At the majority of firms surveyed by CEB, although senior leaders say they prioritize innovation, their support doesn’t materialize in the form of initiatives that prioritize and provide resources for innovation.

So, to help them get started, here are three initiatives senior leaders can take to demonstrate their commitment to innovation.

  1. Launch innovation hackathons: Start an annual competition that challenges individual staff or business units to spend a few days a week generating innovative ideas. Staff who come up with new or useful ideas often don’t have channels or time through which to pursue them since they are focused on day-to-day work.

    Dedicating a chunk of time to this hackathon sends your staff the message that innovation is a priority, gives staff a break from short-term execution to pursue ideas they otherwise would not have time to, and can generate the next breakthrough idea for the firm to capitalize on.

  2. Train managers to support innovators: Create training programs for all managers to recognize and support the five key innovative behaviors in staff.
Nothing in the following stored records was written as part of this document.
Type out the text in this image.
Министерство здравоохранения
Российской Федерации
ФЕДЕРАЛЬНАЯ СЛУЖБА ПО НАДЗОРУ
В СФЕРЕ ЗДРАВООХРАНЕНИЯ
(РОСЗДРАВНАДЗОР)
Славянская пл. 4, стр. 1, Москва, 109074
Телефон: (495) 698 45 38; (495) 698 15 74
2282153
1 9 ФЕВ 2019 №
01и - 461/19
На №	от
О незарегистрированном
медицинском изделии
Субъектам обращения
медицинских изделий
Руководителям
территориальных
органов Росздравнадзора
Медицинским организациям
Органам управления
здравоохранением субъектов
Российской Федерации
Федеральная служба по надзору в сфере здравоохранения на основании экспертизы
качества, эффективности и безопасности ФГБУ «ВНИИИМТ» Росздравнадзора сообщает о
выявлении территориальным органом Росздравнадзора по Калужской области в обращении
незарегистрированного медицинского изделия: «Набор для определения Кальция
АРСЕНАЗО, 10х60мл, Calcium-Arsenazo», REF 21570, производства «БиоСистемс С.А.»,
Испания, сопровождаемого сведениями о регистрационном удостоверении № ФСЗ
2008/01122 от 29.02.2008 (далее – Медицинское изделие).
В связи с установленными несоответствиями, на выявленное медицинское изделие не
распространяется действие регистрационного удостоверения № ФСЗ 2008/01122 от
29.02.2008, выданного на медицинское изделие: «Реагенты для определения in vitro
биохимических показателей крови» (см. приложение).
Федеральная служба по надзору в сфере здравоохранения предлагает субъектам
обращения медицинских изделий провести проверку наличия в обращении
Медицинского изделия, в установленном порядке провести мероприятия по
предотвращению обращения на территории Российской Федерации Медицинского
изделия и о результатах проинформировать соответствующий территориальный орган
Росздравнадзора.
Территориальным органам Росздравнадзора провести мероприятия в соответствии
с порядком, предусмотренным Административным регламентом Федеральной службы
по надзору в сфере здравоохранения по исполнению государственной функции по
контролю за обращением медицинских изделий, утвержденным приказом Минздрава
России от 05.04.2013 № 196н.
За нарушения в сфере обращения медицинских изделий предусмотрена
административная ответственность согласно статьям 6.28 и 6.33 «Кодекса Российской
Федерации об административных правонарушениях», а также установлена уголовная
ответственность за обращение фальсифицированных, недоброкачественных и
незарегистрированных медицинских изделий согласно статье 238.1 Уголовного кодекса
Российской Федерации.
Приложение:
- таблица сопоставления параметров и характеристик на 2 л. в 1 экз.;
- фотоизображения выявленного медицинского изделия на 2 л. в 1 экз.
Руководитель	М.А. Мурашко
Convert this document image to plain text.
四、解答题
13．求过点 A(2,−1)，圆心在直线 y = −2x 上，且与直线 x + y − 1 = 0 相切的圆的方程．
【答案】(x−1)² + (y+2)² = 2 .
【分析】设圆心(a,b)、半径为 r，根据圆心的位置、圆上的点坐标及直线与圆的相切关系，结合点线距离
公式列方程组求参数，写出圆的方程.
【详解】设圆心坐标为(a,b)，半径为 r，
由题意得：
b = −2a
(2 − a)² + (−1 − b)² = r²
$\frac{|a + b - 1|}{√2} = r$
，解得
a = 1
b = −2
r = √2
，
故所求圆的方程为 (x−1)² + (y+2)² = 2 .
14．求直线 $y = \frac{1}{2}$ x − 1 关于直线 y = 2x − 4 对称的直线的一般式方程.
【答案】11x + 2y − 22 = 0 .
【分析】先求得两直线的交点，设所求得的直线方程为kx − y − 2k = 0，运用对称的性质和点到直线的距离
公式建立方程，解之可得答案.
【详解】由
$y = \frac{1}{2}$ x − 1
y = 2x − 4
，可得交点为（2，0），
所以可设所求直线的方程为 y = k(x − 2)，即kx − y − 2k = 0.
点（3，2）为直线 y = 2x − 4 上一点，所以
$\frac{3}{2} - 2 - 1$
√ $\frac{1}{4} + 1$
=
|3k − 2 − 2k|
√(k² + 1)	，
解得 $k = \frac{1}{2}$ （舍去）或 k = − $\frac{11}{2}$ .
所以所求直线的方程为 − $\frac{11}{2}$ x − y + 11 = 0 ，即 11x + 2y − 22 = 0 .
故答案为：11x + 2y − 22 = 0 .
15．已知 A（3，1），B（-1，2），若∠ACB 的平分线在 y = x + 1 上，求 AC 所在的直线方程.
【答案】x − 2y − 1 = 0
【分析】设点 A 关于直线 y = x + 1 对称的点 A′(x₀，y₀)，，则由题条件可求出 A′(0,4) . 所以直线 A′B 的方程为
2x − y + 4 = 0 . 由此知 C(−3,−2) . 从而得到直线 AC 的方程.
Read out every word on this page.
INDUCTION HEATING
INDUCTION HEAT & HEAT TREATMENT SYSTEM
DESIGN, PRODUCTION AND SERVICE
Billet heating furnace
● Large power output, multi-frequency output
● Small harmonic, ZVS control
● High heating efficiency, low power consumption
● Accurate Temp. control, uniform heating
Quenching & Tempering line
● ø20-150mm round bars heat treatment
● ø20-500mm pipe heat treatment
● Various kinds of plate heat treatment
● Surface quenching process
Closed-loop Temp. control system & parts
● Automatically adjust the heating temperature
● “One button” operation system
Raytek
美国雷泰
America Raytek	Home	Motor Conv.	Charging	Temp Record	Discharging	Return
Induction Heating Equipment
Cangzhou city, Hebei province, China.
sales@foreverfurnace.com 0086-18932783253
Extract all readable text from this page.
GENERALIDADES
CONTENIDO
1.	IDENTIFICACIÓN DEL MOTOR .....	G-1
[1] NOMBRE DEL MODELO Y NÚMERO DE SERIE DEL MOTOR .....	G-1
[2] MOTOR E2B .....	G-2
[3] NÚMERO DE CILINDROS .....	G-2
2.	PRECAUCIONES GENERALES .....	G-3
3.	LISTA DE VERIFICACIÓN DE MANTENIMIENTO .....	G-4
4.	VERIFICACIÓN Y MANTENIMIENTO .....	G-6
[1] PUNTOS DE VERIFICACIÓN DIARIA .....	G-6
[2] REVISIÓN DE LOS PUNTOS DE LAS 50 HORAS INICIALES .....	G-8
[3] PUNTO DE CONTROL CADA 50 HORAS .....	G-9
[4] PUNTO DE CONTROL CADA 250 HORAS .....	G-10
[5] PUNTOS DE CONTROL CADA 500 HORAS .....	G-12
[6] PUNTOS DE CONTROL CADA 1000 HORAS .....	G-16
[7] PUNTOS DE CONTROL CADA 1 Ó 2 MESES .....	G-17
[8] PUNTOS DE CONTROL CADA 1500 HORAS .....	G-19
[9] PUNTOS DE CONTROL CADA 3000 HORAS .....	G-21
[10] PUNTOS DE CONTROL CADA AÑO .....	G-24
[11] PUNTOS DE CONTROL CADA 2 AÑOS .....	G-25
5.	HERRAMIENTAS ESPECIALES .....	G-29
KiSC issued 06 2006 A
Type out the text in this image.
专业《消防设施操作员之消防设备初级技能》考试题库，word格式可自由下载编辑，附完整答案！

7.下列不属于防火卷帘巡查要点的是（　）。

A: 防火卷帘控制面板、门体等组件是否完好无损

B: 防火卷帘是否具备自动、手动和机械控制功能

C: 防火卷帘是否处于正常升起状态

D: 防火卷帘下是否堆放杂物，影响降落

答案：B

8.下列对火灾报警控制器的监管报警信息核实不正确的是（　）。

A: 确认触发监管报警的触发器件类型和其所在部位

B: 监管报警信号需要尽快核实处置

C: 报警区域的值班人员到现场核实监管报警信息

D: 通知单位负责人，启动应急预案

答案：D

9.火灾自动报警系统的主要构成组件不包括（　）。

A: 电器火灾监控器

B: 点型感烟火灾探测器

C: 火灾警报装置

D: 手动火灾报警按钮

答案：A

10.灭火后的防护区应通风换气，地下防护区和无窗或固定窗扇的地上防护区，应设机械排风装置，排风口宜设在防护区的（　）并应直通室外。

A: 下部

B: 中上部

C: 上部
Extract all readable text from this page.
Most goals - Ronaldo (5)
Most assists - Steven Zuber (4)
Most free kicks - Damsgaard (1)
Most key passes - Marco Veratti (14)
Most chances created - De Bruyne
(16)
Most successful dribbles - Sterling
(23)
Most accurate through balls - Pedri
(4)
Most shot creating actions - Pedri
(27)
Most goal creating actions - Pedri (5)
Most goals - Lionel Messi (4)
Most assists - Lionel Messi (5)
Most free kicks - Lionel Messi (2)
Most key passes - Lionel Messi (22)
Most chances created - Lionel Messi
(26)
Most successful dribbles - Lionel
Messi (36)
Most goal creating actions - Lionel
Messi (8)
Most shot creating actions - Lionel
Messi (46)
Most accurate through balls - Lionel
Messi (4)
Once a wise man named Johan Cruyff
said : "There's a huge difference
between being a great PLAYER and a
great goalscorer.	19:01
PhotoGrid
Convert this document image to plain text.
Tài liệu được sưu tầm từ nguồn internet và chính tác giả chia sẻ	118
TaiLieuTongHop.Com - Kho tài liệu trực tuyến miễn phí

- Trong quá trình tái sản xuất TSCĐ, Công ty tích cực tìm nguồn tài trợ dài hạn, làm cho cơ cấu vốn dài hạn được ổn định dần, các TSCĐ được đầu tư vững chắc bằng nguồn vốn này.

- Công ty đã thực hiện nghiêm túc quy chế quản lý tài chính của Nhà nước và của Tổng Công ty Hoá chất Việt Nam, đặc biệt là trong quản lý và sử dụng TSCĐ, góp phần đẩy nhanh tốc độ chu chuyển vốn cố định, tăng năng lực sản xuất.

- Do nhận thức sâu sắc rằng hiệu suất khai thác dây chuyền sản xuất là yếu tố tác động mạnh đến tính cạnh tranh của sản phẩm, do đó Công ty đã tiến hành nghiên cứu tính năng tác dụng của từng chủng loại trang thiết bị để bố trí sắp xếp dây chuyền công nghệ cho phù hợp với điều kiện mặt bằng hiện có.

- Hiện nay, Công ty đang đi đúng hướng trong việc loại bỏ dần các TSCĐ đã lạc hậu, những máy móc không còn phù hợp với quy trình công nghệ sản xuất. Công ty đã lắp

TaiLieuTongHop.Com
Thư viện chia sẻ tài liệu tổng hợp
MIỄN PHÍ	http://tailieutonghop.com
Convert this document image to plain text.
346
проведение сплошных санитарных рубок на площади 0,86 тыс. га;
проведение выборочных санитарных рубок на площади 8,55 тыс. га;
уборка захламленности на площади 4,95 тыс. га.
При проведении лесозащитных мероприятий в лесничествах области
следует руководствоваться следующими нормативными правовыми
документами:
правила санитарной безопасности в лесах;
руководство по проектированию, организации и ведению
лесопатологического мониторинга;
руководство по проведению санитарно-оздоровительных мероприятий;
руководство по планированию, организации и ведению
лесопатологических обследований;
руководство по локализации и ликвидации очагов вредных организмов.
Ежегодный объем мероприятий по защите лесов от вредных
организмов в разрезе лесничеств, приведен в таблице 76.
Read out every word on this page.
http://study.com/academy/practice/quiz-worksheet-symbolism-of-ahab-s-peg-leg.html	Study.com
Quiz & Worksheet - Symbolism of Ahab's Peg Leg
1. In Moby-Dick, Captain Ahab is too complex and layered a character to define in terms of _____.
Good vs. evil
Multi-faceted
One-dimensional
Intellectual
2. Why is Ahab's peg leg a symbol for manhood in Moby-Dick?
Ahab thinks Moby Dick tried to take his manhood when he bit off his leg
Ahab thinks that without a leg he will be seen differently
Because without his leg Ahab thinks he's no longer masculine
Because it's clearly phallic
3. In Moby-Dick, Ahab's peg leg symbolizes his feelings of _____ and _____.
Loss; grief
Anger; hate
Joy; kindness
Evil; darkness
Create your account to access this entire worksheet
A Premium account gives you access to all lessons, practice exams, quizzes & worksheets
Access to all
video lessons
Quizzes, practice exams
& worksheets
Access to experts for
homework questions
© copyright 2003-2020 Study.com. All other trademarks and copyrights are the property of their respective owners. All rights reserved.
    Most managers don’t realize their current management techniques may actually inhibit innovation, and disgruntling staff. Help managers understand the coaching, collaboration, and communication methods that will unlock their staff’s innovation potential.

  3. Celebrate innovative staff: Recognize individuals with innovative ideas through financial and non-financial programs. While verbal praise is good, it does not send a strong enough signal to employees that innovative behavior is highly valued.

    Staff will be motivated and incentivized to achieve innovative results if their efforts are recognized and rewarded through profiles on the company website, opportunities to meet with and share their ideas with senior leadership, and monetary awards.